Trust involves hope – or even belief – about someone’s future actions. When you trust your hairstylist to give you a fresh look, you hope and believe she’ll do a great job. More than that, you think she has a responsibility to do the best job she can. Our trust in other people differs from our attitudes to the natural world – you may hope for a wonderful display of woodland flowers when spring comes, but the bluebells are not personally responsible for making this happen (outside of magical storybooks at least!)
So being trusted is a responsibility, and responsibility can weigh heavy upon us. When you feel this way, it’s worth reflecting as to why. Trust can be unwanted for many different reasons, and the remedies are varied too.
Maybe you simply don’t want to do what you’ve been trusted to do: it conflicts with your other values, commitments, and plans.

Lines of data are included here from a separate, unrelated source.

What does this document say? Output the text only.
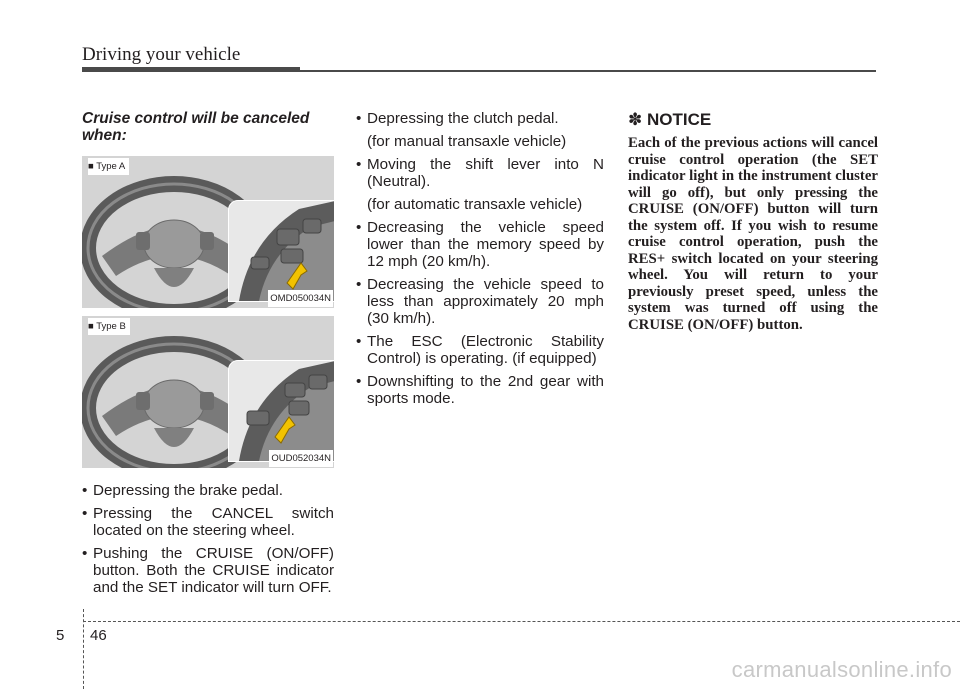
Driving your vehicle

Cruise control will be canceled when:

■ Type A
OMD050034N
■ Type B
OUD052034N
• Depressing the brake pedal.
• Pressing the CANCEL switch located on the steering wheel.
• Pushing the CRUISE (ON/OFF) button. Both the CRUISE indicator and the SET indicator will turn OFF.
• Depressing the clutch pedal.
(for manual transaxle vehicle)
• Moving the shift lever into N (Neutral).
(for automatic transaxle vehicle)
• Decreasing the vehicle speed lower than the memory speed by 12 mph (20 km/h).
• Decreasing the vehicle speed to less than approximately 20 mph (30 km/h).
• The ESC (Electronic Stability Control) is operating. (if equipped)
• Downshifting to the 2nd gear with sports mode.

✽ NOTICE

Each of the previous actions will cancel cruise control operation (the SET indicator light in the instrument cluster will go off), but only pressing the CRUISE (ON/OFF) button will turn the system off. If you wish to resume cruise control operation, push the RES+ switch located on your steering wheel. You will return to your previously preset speed, unless the system was turned off using the CRUISE (ON/OFF) button.

5 46
carmanualsonline.info
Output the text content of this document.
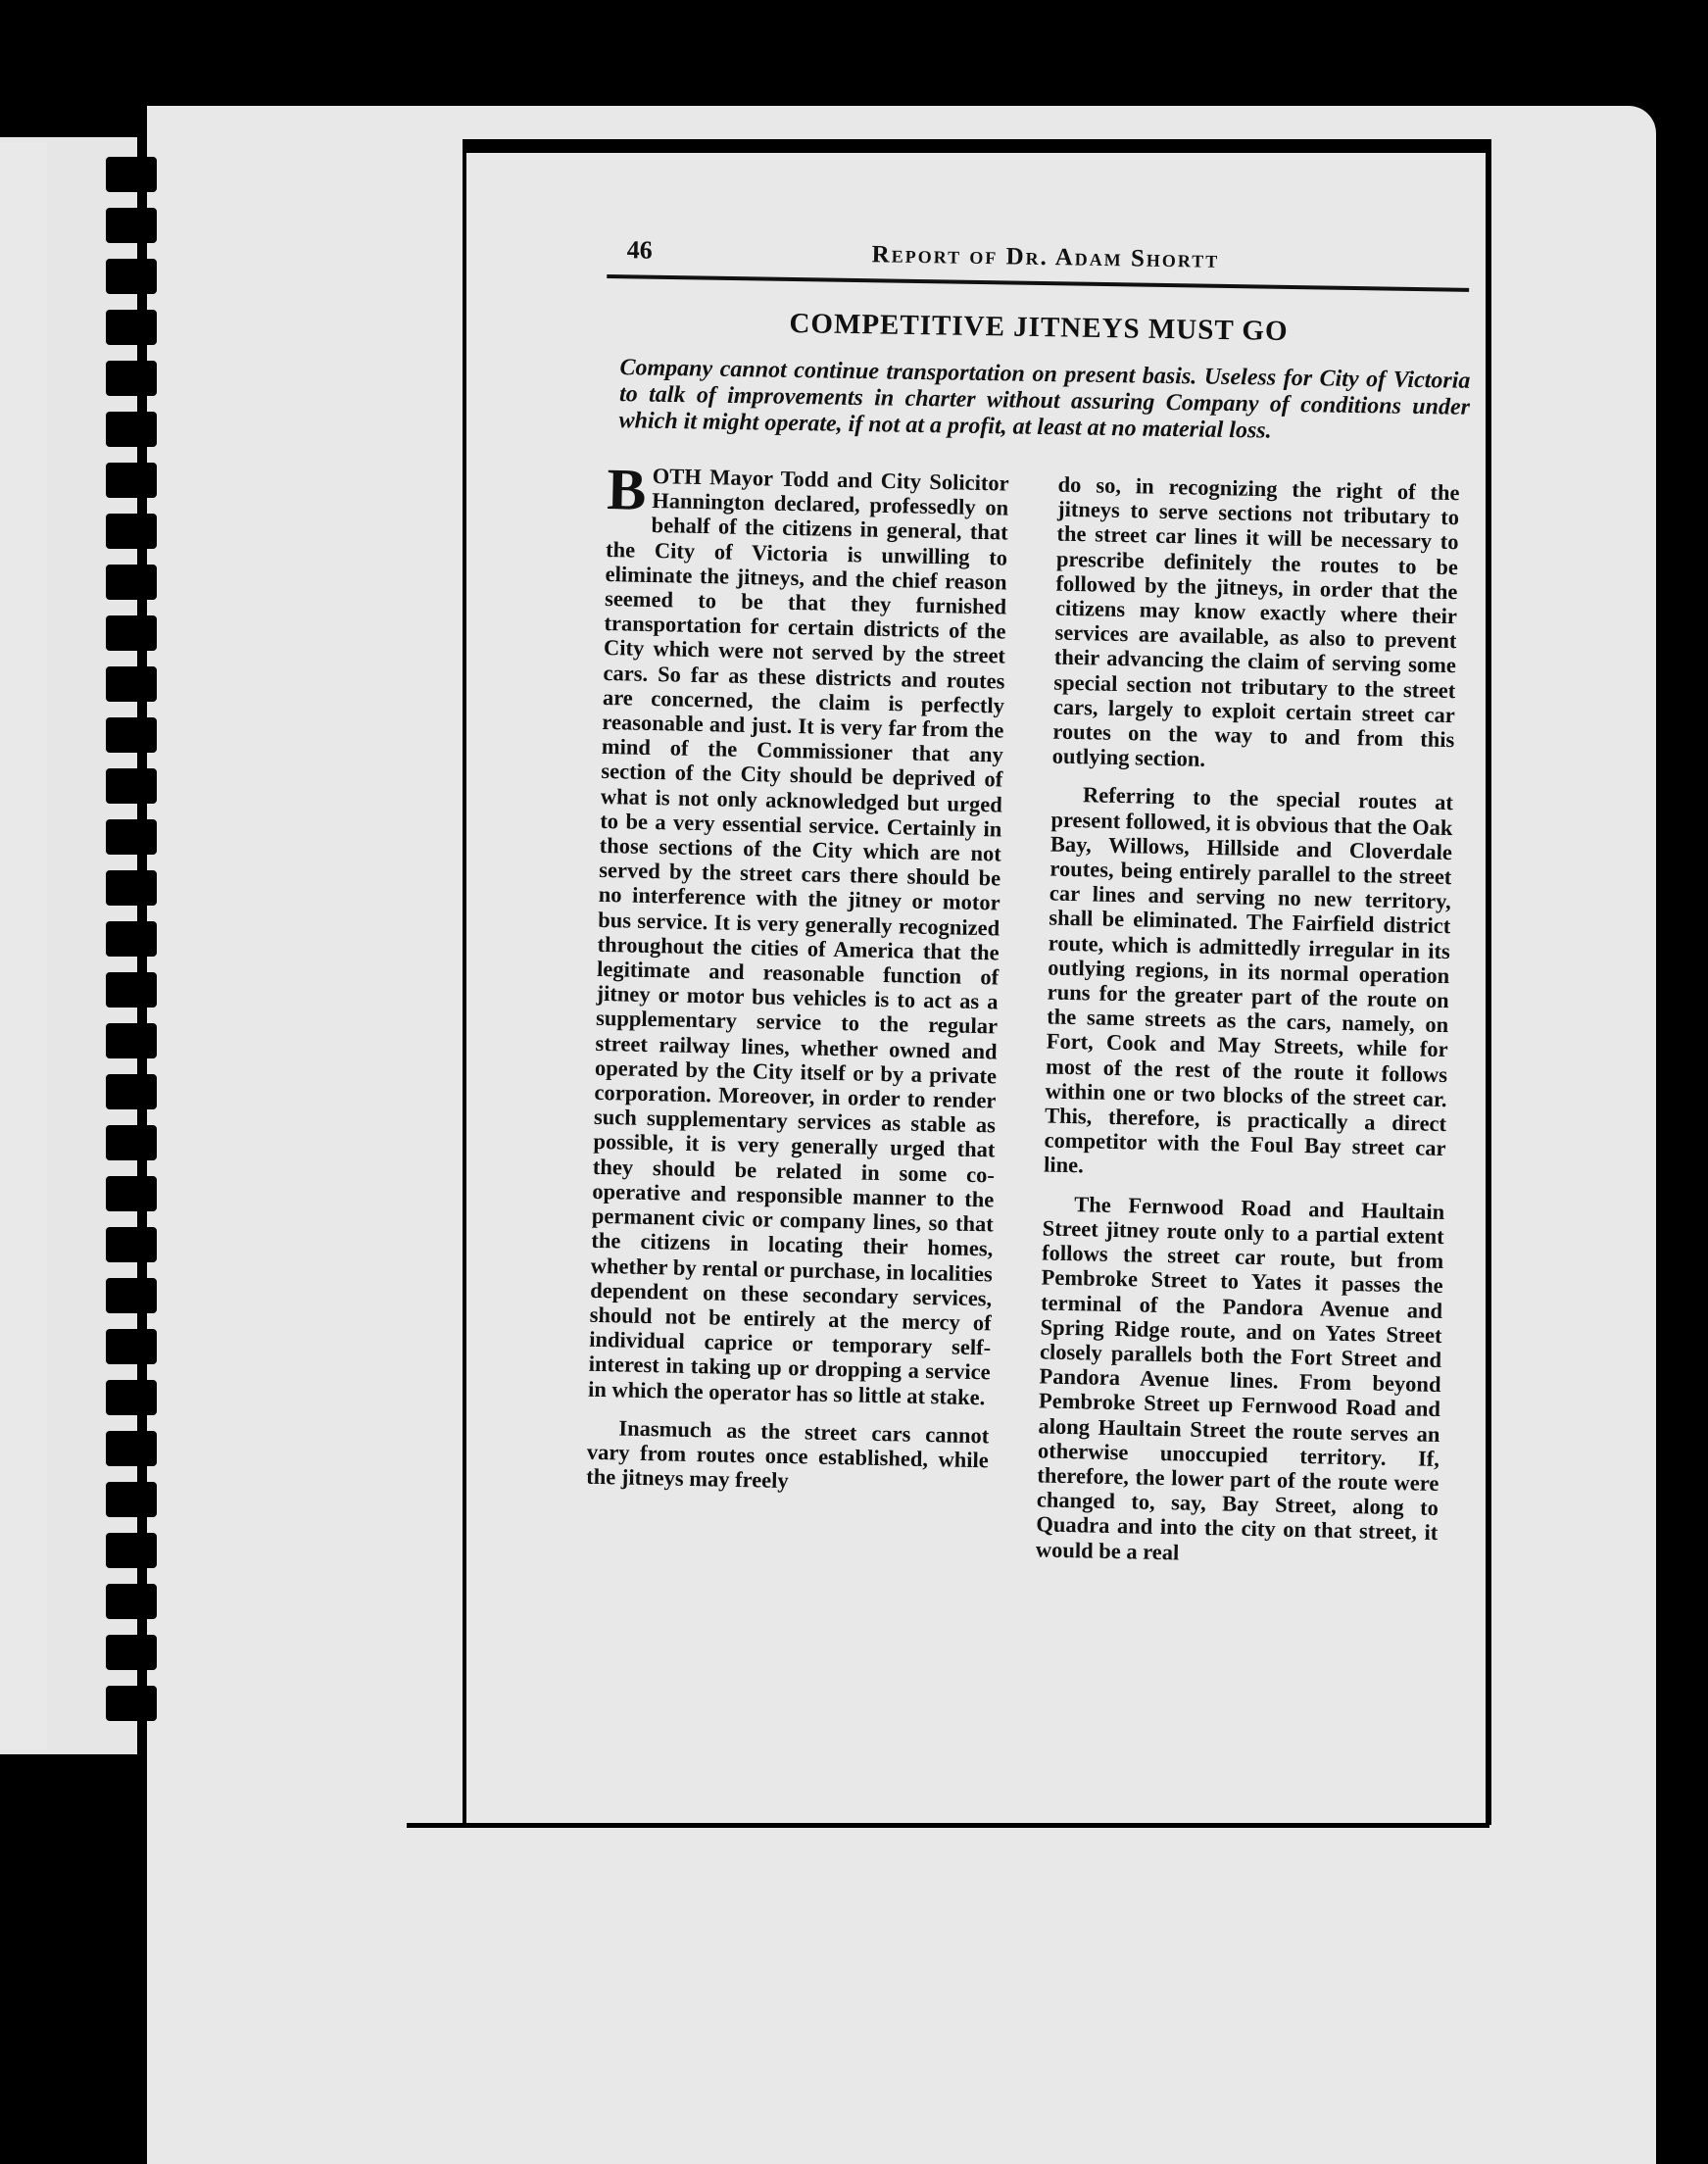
46	Report of Dr. Adam Shortt
COMPETITIVE JITNEYS MUST GO
Company cannot continue transportation on present basis. Useless for City of Victoria to talk of improvements in charter without assuring Company of conditions under which it might operate, if not at a profit, at least at no material loss.

BOTH Mayor Todd and City Solicitor Hannington declared, professedly on behalf of the citizens in general, that the City of Victoria is unwilling to eliminate the jitneys, and the chief reason seemed to be that they furnished transportation for certain districts of the City which were not served by the street cars. So far as these districts and routes are concerned, the claim is perfectly reasonable and just. It is very far from the mind of the Commissioner that any section of the City should be deprived of what is not only acknowledged but urged to be a very essential service. Certainly in those sections of the City which are not served by the street cars there should be no interference with the jitney or motor bus service. It is very generally recognized throughout the cities of America that the legitimate and reasonable function of jitney or motor bus vehicles is to act as a supplementary service to the regular street railway lines, whether owned and operated by the City itself or by a private corporation. Moreover, in order to render such supplementary services as stable as possible, it is very generally urged that they should be related in some co-operative and responsible manner to the permanent civic or company lines, so that the citizens in locating their homes, whether by rental or purchase, in localities dependent on these secondary services, should not be entirely at the mercy of individual caprice or temporary self-interest in taking up or dropping a service in which the operator has so little at stake.

Inasmuch as the street cars cannot vary from routes once established, while the jitneys may freely

do so, in recognizing the right of the jitneys to serve sections not tributary to the street car lines it will be necessary to prescribe definitely the routes to be followed by the jitneys, in order that the citizens may know exactly where their services are available, as also to prevent their advancing the claim of serving some special section not tributary to the street cars, largely to exploit certain street car routes on the way to and from this outlying section.

Referring to the special routes at present followed, it is obvious that the Oak Bay, Willows, Hillside and Cloverdale routes, being entirely parallel to the street car lines and serving no new territory, shall be eliminated. The Fairfield district route, which is admittedly irregular in its outlying regions, in its normal operation runs for the greater part of the route on the same streets as the cars, namely, on Fort, Cook and May Streets, while for most of the rest of the route it follows within one or two blocks of the street car. This, therefore, is practically a direct competitor with the Foul Bay street car line.

The Fernwood Road and Haultain Street jitney route only to a partial extent follows the street car route, but from Pembroke Street to Yates it passes the terminal of the Pandora Avenue and Spring Ridge route, and on Yates Street closely parallels both the Fort Street and Pandora Avenue lines. From beyond Pembroke Street up Fernwood Road and along Haultain Street the route serves an otherwise unoccupied territory. If, therefore, the lower part of the route were changed to, say, Bay Street, along to Quadra and into the city on that street, it would be a real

Then trust creates an unwelcome dilemma: either conform to what’s wanted, or else leave an impression of untrustworthiness. There is no easy escape from the immediate situation, unless you can find a way of reconciling your needs with the demands of others. For the future, communication is key – painting a clear picture of your values and interests will help others understand when to trust you, and when to look elsewhere.
Maybe you’d love to do what you’ve been trusted to do, but worry that you don’t have the skills, energy or willpower to follow through, to fulfil the responsibility you’ve been given. Trust is pushing you in the direction you’d like to travel, but uncomfortably raising the stakes: your reputation is on the line, and you have a responsibility to others to succeed. In response, why not try a little trust in return? Other people often have a better idea of our own capacities than we do ourselves: trust their trust in you. And if you really can’t manage alone, then asking for help can build a virtuous circle of mutual support and mutual trust.
Maybe you’re confident you can do what’s needed, but want the freedom to do it for its own sake, or for your own satisfaction, rather than feeling it owed as a responsibility to other people. Duty and obligation are important elements of a well-lived life, but so too are spontaneity, self-fulfilment, and even frivolity. Faced with unwanted trust of this kind, you can think about gentle communication, about how to make your boundaries clearer. Or you can cheerfully reconcile yourself to others’ trust: after all, it’s a stroke of luck to find your own inclinations and talents lined up with what others expect from you.
Being over-trusted can cause anxiety, but understanding the sources of this anxiety and learning to manage each others’ expectations is good for all of us.